Daar en Hier
Dag beste correspondent,
Zal ik u een naam geven? Of toch in het anonieme blijven? Ach de tijd, de komende weken zullen het leren. Dit is mijn eerste brief, er zullen er nog 7 volgen denk ik. De regen slaat tegen de glasdeuren en laten een spoor van druppels achter. Veelal kleine druppels aan beide uiteinden van de deur en in het midden meer langgerekte sporen van water. Het is koud, nee niet in huis, maar buiten. Dat heb ik vandaag ondervonden toen ik naar Amsterdam reisde naar het werk. De lucht is grijs met verschillende nuances. Sinds ik terugben sinds begin Maart, zie ik meer, anders ook. Ik probeer de oceaan die ik ‘daar’ vanuit mijn slaapkamer zie (als ik rechtop sta) en hoor bij de juiste windsterkte (wat is Beaufort een mooie naam om dit te meten) en waaiend vanuit de juiste richting, die impact van de Oceaan 'bij mij te houden’ . Dat kan natuurlijk niet, een Oceaan laat zich niet voegen, temmen, internaliseren, meenemen of wat dan ook. Maar ik kijk wel dagelijks naar een paar favoriete foto’s van de Oceaan, de liefde kan eenvoudig niet wegebben, vervagen. Ik zal u meer schrijven over de dualiteit van Hier en Daar! Als ik daar ben voel ik mij meer geaard en voller levend. Meer in het hier-en-nu, daar en dan natuurlijk, ha ha. De lucht wordt donkerder grijs nu, de buien die in de verte hangen komen dreigend deze kant op. Mijn uitzicht is vanaf de vierde en tevens bovenste etage. Rechts kijk ik op een grote flat, links is het zicht op het Spaarne, weliswaar met een kreeftenblik, ogen op steeltjes. Ik houd van rivieren, bochten en stromend water. Net als van de zee, de golven, het zand, ook al is de lucht grijs en zijn de golfjes klein. Dit Noordelijke vlakke land blijft altijd mijn land, mijn moeder-en vaderland.

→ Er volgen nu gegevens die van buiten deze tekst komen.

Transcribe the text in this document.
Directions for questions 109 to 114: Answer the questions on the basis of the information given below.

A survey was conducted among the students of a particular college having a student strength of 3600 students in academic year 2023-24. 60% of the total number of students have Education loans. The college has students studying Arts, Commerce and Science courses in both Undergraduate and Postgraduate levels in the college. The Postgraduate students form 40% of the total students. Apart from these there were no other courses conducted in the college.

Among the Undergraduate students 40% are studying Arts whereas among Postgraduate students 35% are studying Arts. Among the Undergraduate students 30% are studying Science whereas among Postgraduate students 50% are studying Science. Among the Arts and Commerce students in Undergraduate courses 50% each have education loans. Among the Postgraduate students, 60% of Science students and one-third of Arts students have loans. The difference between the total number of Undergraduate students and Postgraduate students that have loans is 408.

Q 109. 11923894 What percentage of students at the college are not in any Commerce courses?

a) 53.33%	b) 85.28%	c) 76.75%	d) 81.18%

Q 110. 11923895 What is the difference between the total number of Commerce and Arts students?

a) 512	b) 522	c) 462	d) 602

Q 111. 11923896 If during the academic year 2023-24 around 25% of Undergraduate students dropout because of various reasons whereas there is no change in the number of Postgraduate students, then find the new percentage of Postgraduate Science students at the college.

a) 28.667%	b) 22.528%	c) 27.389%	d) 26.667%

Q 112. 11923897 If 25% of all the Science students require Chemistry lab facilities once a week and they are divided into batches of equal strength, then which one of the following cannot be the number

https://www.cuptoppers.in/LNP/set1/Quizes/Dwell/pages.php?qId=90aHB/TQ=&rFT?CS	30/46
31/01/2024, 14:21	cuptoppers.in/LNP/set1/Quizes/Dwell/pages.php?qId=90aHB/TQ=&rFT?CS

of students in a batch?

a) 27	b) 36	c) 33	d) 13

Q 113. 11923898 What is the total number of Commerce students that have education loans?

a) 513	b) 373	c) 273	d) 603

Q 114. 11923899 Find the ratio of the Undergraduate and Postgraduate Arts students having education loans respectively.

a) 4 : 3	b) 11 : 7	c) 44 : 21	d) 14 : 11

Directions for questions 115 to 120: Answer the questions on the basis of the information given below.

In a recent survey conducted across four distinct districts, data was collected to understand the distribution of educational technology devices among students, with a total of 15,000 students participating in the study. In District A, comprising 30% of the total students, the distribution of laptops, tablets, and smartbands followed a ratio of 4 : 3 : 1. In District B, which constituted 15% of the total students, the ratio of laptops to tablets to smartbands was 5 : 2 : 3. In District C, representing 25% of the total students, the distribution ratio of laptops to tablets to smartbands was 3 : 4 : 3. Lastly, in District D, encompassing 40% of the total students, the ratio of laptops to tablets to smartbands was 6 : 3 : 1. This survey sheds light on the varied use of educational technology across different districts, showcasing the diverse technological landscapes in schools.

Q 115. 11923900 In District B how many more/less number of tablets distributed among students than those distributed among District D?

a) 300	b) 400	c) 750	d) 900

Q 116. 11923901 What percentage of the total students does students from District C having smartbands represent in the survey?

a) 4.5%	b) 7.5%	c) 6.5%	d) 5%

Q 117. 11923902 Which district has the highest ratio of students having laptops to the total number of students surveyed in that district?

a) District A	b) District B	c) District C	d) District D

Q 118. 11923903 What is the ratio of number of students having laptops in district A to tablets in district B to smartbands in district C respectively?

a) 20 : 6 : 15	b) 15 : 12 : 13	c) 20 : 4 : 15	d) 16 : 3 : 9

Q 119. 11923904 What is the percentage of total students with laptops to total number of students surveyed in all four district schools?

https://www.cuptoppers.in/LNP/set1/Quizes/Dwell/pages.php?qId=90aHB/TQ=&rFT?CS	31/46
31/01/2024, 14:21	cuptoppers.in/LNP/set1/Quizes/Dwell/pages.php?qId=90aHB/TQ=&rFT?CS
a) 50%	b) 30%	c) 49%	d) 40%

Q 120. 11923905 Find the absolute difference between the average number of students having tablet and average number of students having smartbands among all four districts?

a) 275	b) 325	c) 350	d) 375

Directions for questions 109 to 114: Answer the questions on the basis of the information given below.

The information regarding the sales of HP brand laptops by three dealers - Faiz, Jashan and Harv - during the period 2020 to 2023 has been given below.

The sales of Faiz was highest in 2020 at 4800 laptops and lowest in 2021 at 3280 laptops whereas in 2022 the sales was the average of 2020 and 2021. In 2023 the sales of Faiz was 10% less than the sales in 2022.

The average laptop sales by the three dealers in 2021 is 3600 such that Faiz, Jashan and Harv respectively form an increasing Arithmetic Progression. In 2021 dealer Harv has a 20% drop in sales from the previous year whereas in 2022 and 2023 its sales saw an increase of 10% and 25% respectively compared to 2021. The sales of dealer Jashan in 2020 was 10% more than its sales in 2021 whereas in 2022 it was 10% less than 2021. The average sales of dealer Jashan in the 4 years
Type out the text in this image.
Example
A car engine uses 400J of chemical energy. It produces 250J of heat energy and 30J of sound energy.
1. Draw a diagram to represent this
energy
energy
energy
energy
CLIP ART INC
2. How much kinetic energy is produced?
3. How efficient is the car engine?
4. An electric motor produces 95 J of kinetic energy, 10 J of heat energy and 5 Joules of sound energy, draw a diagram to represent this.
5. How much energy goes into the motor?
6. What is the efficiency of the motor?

Ook uw landschap, taal, muziek (Jacques Brel) zijn mij dierbaar. Ik fiets graag door het Vlaanderenland, drink zo nu en dan een Belgisch Kloosterbiertje. Het spreken van het Vlaamsch hoor ik graag. Als ik in Antwerpen of Gent ben, vraag ik zo nu en dan de weg om de Vlaamsche klanken te horen. Ik ben niet taalkundig onderlegd, neen helemaal niet, maar mijn hele leven kan ik van zinnen, klanken en taal genieten. In de bus of trein let ik altijd op mooie dialogen, want daar ben ik niet goed in, maar veelal vergeet ik ze weer voor ik op kan schrijven. Gisteren ben of heb ik met de buurvrouw naar zee gelopen, eerst nog in de regen, maar al snel brak het licht door.

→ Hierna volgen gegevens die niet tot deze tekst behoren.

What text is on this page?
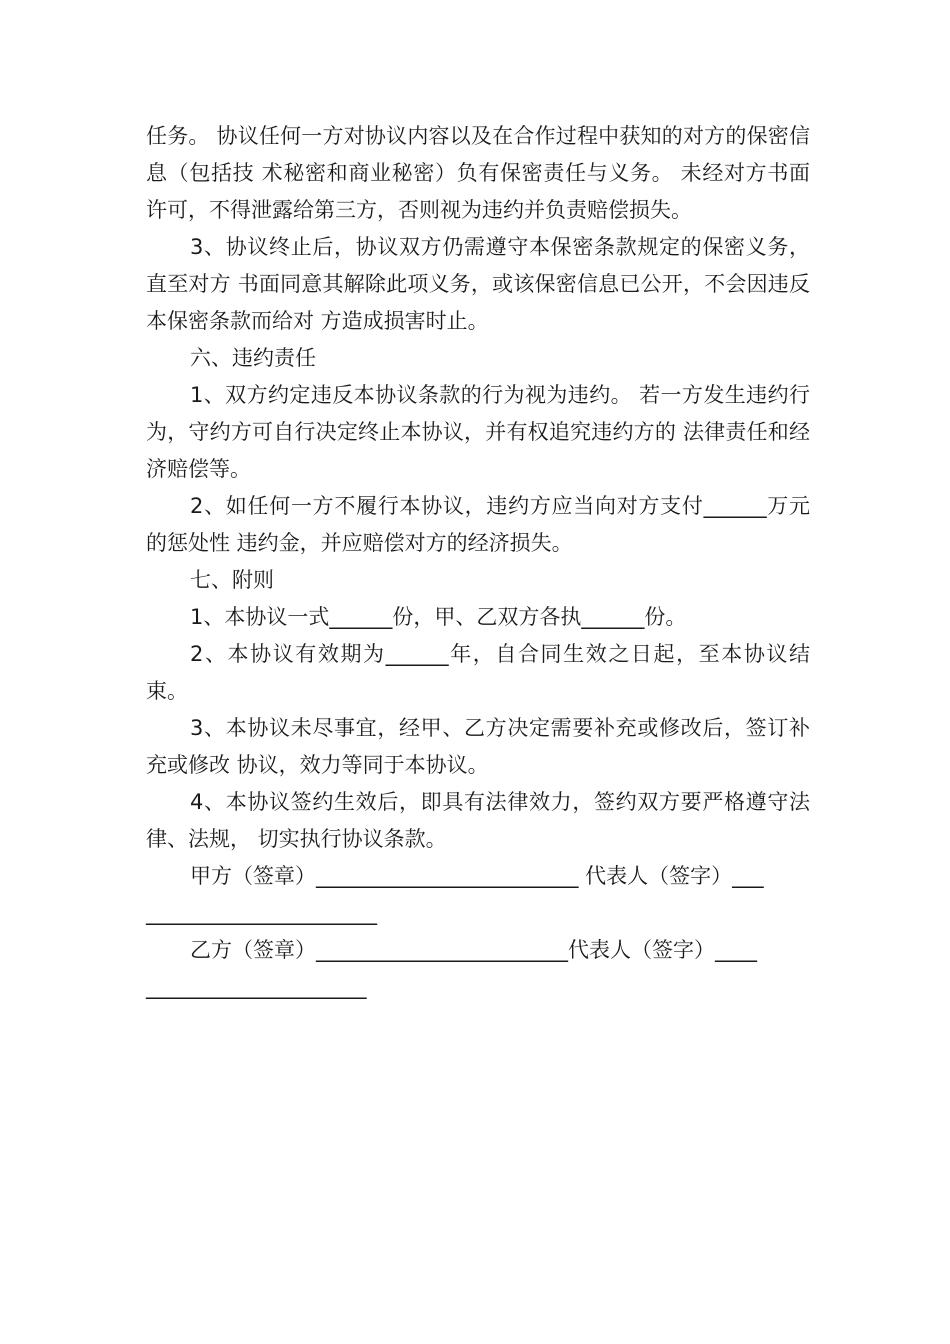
任务。 协议任何一方对协议内容以及在合作过程中获知的对方的保密信息（包括技 术秘密和商业秘密）负有保密责任与义务。 未经对方书面许可，不得泄露给第三方，否则视为违约并负责赔偿损失。

3、协议终止后，协议双方仍需遵守本保密条款规定的保密义务，直至对方 书面同意其解除此项义务，或该保密信息已公开，不会因违反本保密条款而给对 方造成损害时止。

六、违约责任

1、双方约定违反本协议条款的行为视为违约。 若一方发生违约行为，守约方可自行决定终止本协议，并有权追究违约方的 法律责任和经济赔偿等。

2、如任何一方不履行本协议，违约方应当向对方支付______万元的惩处性 违约金，并应赔偿对方的经济损失。

七、附则

1、本协议一式______份，甲、乙双方各执______份。

2、本协议有效期为______年，自合同生效之日起，至本协议结束。

3、本协议未尽事宜，经甲、乙方决定需要补充或修改后，签订补充或修改 协议，效力等同于本协议。

4、本协议签约生效后，即具有法律效力，签约双方要严格遵守法律、法规， 切实执行协议条款。

甲方（签章）_________________________ 代表人（签字）___
______________________

乙方（签章）________________________代表人（签字）____
_____________________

-Dat is het, dat licht daar- En het licht hier is onontbeerlijk. De buurvrouw, ik noem haar Anne, heeft een harde stem en als we praten deins ik altijd enigszins van haar af. Ze heeft ook een gestolde lach. Zo’n lach waar eigenlijk van alles achter zit. Of niet. Alles is natuurlijk interpretatie. Ik denk op een donkere dag, dat ik ook wel eens hard lach om maar niet te voluit te gewaar te zijn van wat er is, of wat er niet is. Anne sprak opgewekt over haar recentelijke reis. Ze heeft het fotoboek al klaar. Ik vind het prettig met haar te wandelen, maar het gesprek is beperkt. Vroeger legde ze nog wel eens ‘werkdilemma’s’ aan mij voor, maar ze heeft een modus vivendie gevonden om de laatste twee jaar goed af te ronden door minder uur te werken en andere zaken.

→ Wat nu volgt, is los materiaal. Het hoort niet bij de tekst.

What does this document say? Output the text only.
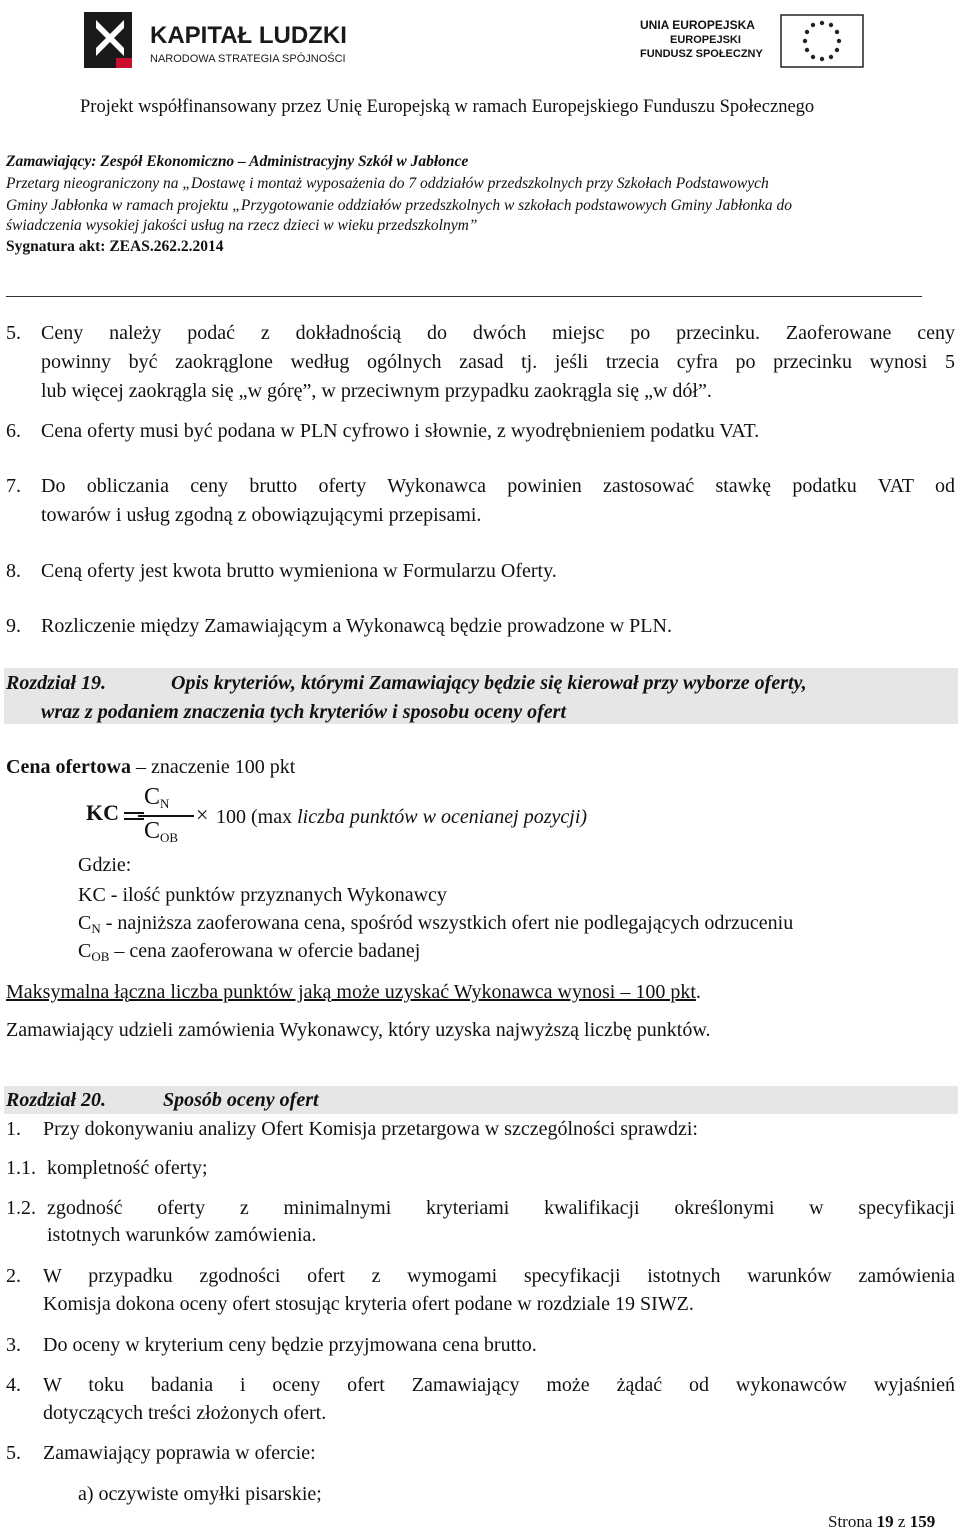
KAPITAŁ LUDZKI
NARODOWA STRATEGIA SPÓJNOŚCI
UNIA EUROPEJSKA
EUROPEJSKI
FUNDUSZ SPOŁECZNY
Projekt współfinansowany przez Unię Europejską w ramach Europejskiego Funduszu Społecznego
Zamawiający: Zespół Ekonomiczno – Administracyjny Szkół w Jabłonce
Przetarg nieograniczony na „Dostawę i montaż wyposażenia do 7 oddziałów przedszkolnych przy Szkołach Podstawowych
Gminy Jabłonka w ramach projektu „Przygotowanie oddziałów przedszkolnych w szkołach podstawowych Gminy Jabłonka do
świadczenia wysokiej jakości usług na rzecz dzieci w wieku przedszkolnym”
Sygnatura akt: ZEAS.262.2.2014
5. Ceny należy podać z dokładnością do dwóch miejsc po przecinku. Zaoferowane ceny
powinny być zaokrąglone według ogólnych zasad tj. jeśli trzecia cyfra po przecinku wynosi 5
lub więcej zaokrągla się „w górę”, w przeciwnym przypadku zaokrągla się „w dół”.
6. Cena oferty musi być podana w PLN cyfrowo i słownie, z wyodrębnieniem podatku VAT.
7. Do obliczania ceny brutto oferty Wykonawca powinien zastosować stawkę podatku VAT od
towarów i usług zgodną z obowiązującymi przepisami.
8. Ceną oferty jest kwota brutto wymieniona w Formularzu Oferty.
9. Rozliczenie między Zamawiającym a Wykonawcą będzie prowadzone w PLN.
Rozdział 19.	Opis kryteriów, którymi Zamawiający będzie się kierował przy wyborze oferty,
wraz z podaniem znaczenia tych kryteriów i sposobu oceny ofert
Cena ofertowa – znaczenie 100 pkt
KC
CN
COB
× 100 (max liczba punktów w ocenianej pozycji)
Gdzie:
KC - ilość punktów przyznanych Wykonawcy
$C_N$ - najniższa zaoferowana cena, spośród wszystkich ofert nie podlegających odrzuceniu
$C_{OB}$ – cena zaoferowana w ofercie badanej
Maksymalna łączna liczba punktów jaką może uzyskać Wykonawca wynosi – 100 pkt.
Zamawiający udzieli zamówienia Wykonawcy, który uzyska najwyższą liczbę punktów.
Rozdział 20.	Sposób oceny ofert
1. Przy dokonywaniu analizy Ofert Komisja przetargowa w szczególności sprawdzi:
1.1. kompletność oferty;
1.2. zgodność oferty z minimalnymi kryteriami kwalifikacji określonymi w specyfikacji
istotnych warunków zamówienia.
2. W przypadku zgodności ofert z wymogami specyfikacji istotnych warunków zamówienia
Komisja dokona oceny ofert stosując kryteria ofert podane w rozdziale 19 SIWZ.
3. Do oceny w kryterium ceny będzie przyjmowana cena brutto.
4. W toku badania i oceny ofert Zamawiający może żądać od wykonawców wyjaśnień
dotyczących treści złożonych ofert.
5. Zamawiający poprawia w ofercie:
a) oczywiste omyłki pisarskie;
Strona 19 z 159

Terug naar ‘Daar’ : Die mens, die land, die See, die lug, die berg, ieder jaar wordt mijn ‘liefde’ voor Zuidelijk Afrika dieper, veelzijdiger en verfijnder. Met plezier kijk ik naar de stapel outdoor tijdschriften die liggen te wachten tot ik er aan toe ben. Een Belgische vriend vroeg onlangs of ik wel eens overweeg om me er te vestigen. Nee, dat niet, niet alleen omdat ik aan NL gebonden door een broer die verpleegd wordt in een verpleegtehuis, en die ik wekelijks bezoek. Maar ook omdat ik het voorjaar en zomer in NL zo heerlijk vind. Dit is mijn plek om te blijven, ZA is een plek om jaarlijks te bezoeken en weer te verlaten. Altijd met melancholie, dat wel.
Nu regent het niet meer, ik hoor nog wel de wind door de deuren. Als er toch eens geen regen was, zoals in Kaapstad, waar regendansen zijn verdwenen en mismanagement de pers opport en paniek zaait. Regen is de natuurlijke bondgenoot van de mens. Zonder regen geen bomen, geen gewassen, geen groei en bloei. Ik ken ook de tropische buien, met kanjers van druppels, kop en schotels in de modder. Cats and dogs. Dat mensen dan hun rieten huizen in vluchten of onder een bananenblad hun weg vervolgen. Wij gingen juist op blote voeten in de modder de weg op om te dansen en onze jurk en broek kletsnat te laten worden. Dat was lang lang geleden in Suriname. Het wordt langzaan donker in de kamer. Ik sta op om wat kaarsen aan te steken en wil het voor vandaag hierbij laten.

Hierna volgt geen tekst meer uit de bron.